As a therapist, Phillips observes that “it is not unusual for us to feel that life is too much for us. And it is not unusual to feel that we really should be up to it; that there may be too much to cope with – too many demands – but that we should have the wherewithal to deal with it.”

“Faced with the stresses and strains of everyday life it is easy now for people to feel that they are failing; and what they are failing at, one way or another, is managing the ordinary excesses that we are beset by: too much frustration, too much bad feeling, too little love, too little success, and so on.”

Many of his patients excuse themselves saying “perhaps I am overreacting but…” Phillips counters this by proposing that “it is impossible to overreact,” that “when we call our reactions overreactions what we mean is just that they are stronger than we would like them to be.”

In other words, we should not only be concerned about the intensity of our emotions.

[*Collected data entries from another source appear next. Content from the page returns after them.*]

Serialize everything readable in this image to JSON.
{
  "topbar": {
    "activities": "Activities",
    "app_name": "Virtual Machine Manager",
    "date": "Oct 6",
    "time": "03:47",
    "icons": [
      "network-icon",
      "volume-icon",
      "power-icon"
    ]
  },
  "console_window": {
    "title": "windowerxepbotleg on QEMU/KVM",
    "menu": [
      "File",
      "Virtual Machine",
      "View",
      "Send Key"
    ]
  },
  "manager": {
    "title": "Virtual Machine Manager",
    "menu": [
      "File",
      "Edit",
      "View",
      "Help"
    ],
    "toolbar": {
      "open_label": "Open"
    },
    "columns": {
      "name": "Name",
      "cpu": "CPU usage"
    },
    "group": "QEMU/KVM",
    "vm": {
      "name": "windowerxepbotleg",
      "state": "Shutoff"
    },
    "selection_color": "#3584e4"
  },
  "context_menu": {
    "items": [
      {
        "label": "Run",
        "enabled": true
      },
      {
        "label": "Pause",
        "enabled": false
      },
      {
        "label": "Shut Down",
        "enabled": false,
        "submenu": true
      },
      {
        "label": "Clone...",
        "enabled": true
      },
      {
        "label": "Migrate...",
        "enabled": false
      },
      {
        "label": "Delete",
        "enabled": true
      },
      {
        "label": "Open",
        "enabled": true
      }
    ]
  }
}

Rather, the very fact that we have an emotional reaction (say, anger) tells us more than we think about our personal preferences. Negative emotions often provide important information, in the sense that they tell us something about circumstances that we would prefer to avoid.

Yet not all real-world situations can be avoided, and challenging circumstances remain inevitable. “If the cry of a crying baby wasn’t, in some sense, too much for us – something we have to respond to, something we need to stop, if possible – the baby wouldn’t survive. And all parents at some time feel overwhelmed by their children; feel that their children ask more of them than they can provide.”

As Paul Portesi says, “most don’t realize but in life, you’re brought to your knees before you can truly stand up.” What Phillips invites us to think about is our capacity to bear with frustration, and to what extent we can come to terms with our helplessness.